Physicist uses quantum computing and machine learning to find out
Physicists at the University of Michigan are trying to better understand the idea called holographic duality, a mathematical conjecture that connects theories of particles and their interactions with the theory of gravity, using quantum computing and machine learning.
According to holographic duality, the theory of gravity and the theory of particles are mathematically equivalent. Both theories describe different dimensions, but the number of dimensions they represent differs by one.
In a new study, scientists identified a way to explore holographic duality using quantum computing and deep learning to find the lowest energy state of mathematical problems called quantum matrix models. The quantum matrix model represents particle theory.
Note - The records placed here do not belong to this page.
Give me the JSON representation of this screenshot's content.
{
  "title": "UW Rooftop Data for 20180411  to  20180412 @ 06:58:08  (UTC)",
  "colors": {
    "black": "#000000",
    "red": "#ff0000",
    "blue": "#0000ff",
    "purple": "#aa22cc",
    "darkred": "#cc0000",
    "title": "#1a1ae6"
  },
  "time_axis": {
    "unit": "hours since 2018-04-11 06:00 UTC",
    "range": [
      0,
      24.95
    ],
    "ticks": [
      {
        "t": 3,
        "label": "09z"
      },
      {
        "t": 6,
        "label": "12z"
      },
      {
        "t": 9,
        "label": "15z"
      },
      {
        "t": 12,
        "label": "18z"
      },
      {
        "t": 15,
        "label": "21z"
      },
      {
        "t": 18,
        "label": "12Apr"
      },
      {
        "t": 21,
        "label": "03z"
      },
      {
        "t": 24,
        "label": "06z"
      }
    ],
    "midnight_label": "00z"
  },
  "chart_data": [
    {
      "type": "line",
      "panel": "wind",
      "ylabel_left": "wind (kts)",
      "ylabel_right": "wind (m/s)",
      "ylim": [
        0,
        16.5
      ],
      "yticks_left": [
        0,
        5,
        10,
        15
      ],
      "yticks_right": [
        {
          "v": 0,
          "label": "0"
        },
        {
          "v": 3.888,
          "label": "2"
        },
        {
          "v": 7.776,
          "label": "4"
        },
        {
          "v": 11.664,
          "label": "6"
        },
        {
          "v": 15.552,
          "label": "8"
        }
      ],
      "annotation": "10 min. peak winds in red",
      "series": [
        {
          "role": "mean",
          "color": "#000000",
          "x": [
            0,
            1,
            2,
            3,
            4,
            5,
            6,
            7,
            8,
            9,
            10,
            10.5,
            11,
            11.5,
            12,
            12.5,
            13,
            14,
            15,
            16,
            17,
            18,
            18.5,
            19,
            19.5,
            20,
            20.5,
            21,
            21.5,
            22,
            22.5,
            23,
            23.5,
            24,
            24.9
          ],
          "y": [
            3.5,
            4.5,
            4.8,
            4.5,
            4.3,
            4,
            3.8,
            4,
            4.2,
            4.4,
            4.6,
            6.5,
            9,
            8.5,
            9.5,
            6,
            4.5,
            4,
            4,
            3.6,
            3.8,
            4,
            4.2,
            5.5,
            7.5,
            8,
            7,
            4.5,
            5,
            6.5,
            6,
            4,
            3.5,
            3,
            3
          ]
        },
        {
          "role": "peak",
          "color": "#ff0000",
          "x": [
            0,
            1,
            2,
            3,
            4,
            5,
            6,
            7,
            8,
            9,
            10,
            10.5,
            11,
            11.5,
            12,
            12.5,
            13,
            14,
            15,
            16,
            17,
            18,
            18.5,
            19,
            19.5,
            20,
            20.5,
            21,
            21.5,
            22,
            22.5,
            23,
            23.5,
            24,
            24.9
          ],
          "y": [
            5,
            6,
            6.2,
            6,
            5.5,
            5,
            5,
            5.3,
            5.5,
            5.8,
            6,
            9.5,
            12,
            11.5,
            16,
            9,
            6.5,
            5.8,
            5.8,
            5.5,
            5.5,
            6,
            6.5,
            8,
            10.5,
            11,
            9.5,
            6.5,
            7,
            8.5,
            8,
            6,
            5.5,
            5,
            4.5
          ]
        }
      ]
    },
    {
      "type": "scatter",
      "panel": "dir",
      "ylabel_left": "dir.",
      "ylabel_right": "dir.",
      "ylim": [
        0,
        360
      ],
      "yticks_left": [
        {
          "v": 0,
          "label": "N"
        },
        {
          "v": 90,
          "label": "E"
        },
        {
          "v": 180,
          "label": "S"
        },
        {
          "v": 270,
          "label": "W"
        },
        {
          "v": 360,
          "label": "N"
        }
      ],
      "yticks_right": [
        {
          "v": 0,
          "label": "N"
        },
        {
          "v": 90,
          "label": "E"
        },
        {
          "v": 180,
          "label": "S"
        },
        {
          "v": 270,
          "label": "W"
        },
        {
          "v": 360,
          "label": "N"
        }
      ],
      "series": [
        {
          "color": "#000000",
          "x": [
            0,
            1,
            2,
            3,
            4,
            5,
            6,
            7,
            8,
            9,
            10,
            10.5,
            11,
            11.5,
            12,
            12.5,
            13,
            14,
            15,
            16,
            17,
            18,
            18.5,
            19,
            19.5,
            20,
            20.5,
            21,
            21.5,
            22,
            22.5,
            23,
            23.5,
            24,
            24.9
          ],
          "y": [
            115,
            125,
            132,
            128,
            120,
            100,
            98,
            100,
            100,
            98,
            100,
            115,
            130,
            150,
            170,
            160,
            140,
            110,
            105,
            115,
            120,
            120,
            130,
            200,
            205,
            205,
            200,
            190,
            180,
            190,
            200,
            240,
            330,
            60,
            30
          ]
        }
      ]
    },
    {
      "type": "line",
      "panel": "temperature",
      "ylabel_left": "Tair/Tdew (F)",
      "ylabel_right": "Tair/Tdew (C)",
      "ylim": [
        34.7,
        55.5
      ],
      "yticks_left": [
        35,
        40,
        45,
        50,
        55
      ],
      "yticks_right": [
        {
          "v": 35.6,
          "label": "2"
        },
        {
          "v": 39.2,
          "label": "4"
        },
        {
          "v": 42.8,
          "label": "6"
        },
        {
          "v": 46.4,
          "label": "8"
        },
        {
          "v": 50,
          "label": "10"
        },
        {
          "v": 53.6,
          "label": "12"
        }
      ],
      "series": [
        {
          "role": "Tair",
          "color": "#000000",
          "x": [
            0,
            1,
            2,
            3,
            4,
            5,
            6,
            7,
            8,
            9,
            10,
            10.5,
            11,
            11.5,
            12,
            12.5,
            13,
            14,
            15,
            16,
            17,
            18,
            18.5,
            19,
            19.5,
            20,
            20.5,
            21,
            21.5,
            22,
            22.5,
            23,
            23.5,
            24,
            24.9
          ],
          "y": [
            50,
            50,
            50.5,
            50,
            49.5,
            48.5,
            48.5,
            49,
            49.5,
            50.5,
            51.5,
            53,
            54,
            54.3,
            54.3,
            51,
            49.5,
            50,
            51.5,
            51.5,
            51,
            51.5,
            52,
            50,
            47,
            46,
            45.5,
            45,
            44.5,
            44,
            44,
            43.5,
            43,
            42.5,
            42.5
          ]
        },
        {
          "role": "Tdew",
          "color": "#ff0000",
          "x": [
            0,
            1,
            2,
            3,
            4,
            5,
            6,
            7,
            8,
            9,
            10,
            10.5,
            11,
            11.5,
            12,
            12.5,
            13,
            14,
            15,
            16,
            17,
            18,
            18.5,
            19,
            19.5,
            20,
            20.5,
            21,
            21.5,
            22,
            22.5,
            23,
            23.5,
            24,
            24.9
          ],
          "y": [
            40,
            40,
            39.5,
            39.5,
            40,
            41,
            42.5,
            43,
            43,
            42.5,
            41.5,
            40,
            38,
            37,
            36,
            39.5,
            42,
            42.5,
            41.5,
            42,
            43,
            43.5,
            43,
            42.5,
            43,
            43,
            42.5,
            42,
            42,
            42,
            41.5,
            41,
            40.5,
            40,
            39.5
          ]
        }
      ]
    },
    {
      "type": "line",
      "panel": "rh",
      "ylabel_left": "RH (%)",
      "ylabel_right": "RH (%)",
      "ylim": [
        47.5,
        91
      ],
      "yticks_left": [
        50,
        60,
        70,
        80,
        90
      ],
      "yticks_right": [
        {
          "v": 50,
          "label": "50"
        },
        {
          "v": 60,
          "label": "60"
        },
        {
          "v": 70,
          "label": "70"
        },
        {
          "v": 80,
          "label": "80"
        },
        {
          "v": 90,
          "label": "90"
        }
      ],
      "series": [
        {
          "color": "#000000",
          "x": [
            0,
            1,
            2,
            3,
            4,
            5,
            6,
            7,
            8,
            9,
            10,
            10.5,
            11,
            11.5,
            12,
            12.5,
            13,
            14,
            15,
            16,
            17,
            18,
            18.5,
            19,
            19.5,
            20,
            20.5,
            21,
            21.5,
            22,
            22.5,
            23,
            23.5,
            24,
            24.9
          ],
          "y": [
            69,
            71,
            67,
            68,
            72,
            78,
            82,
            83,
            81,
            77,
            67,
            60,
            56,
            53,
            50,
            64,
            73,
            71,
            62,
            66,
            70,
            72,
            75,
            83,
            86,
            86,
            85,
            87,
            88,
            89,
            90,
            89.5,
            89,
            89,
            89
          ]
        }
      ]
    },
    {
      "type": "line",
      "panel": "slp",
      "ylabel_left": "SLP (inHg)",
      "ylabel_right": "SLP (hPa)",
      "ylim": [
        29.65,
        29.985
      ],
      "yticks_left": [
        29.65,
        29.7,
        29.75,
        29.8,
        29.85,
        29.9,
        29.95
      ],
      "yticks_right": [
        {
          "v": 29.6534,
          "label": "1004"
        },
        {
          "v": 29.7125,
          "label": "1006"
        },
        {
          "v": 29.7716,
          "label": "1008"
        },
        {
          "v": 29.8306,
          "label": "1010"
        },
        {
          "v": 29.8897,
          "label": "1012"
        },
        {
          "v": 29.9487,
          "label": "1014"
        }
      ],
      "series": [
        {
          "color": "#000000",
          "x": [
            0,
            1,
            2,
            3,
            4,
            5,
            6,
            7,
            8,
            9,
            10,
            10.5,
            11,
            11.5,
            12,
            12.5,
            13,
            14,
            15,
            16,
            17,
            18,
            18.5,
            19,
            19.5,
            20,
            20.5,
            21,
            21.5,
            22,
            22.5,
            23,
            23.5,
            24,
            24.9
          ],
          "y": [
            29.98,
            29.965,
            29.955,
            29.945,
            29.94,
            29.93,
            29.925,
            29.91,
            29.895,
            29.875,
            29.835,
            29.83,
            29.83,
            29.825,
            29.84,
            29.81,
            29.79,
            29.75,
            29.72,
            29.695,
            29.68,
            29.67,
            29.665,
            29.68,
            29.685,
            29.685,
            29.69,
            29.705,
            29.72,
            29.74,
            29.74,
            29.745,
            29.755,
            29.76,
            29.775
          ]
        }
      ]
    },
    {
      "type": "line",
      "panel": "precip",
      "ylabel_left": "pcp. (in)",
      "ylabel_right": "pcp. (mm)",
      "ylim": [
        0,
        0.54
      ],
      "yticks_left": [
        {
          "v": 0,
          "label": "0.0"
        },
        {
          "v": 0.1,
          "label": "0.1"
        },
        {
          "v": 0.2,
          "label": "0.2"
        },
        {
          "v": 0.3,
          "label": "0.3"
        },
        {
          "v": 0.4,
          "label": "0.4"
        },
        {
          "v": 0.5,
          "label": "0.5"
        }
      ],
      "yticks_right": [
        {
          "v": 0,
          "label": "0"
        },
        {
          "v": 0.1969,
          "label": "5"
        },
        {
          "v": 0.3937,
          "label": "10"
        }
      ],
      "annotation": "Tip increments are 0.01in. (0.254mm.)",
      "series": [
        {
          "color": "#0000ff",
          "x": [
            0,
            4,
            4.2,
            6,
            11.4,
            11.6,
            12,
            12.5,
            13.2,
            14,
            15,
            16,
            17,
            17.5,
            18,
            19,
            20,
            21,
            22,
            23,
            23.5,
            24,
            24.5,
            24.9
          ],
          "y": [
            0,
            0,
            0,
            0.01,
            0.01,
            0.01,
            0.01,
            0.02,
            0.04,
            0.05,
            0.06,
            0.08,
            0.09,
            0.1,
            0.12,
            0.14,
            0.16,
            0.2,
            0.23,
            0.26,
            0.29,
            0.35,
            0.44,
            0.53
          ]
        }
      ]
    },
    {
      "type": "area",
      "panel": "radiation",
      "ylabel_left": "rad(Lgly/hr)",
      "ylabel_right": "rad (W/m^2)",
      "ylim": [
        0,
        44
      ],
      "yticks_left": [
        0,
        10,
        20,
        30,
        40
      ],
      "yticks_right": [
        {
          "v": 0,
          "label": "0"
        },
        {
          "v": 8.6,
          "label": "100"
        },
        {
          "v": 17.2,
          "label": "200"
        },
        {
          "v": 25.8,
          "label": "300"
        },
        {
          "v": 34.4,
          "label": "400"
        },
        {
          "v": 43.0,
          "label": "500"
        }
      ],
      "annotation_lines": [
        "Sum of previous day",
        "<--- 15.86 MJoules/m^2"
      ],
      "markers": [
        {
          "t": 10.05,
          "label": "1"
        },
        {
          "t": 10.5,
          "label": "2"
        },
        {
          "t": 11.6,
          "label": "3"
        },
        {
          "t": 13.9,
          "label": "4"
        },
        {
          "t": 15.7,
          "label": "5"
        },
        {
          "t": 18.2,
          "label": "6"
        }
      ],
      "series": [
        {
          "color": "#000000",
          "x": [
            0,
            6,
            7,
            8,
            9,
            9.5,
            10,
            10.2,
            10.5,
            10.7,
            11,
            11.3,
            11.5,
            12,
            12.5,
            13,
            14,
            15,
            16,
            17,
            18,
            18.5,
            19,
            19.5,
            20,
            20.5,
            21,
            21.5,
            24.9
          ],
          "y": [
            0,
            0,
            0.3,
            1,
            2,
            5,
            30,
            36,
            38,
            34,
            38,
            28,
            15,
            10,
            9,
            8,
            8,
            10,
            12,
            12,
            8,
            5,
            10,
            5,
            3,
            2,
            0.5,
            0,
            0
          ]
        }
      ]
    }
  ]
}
Consider the example of a black hole. The gravity of a black hole exists in three- dimensions, whereas the particles dance above it in two dimensions. Hence, the black hole exists in a three-dimensional space, but we see it projected through particles. Hence, solving such a quantum matrix model could reveal information about gravity.
Scientists used two matrix models simple enough to be solved using traditional methods. These models have all the more complicated matrix models used to describe black holes through the holographic duality.
It should be noted that nothing happens to the system unless you add something to it that perturbs it. Scientists defined quantum wave function as the mathematical description of the quantum state of their matrix model. Using a particular neural network, they were able to find the wave function of the matrix with the lowest possible energy—its ground state.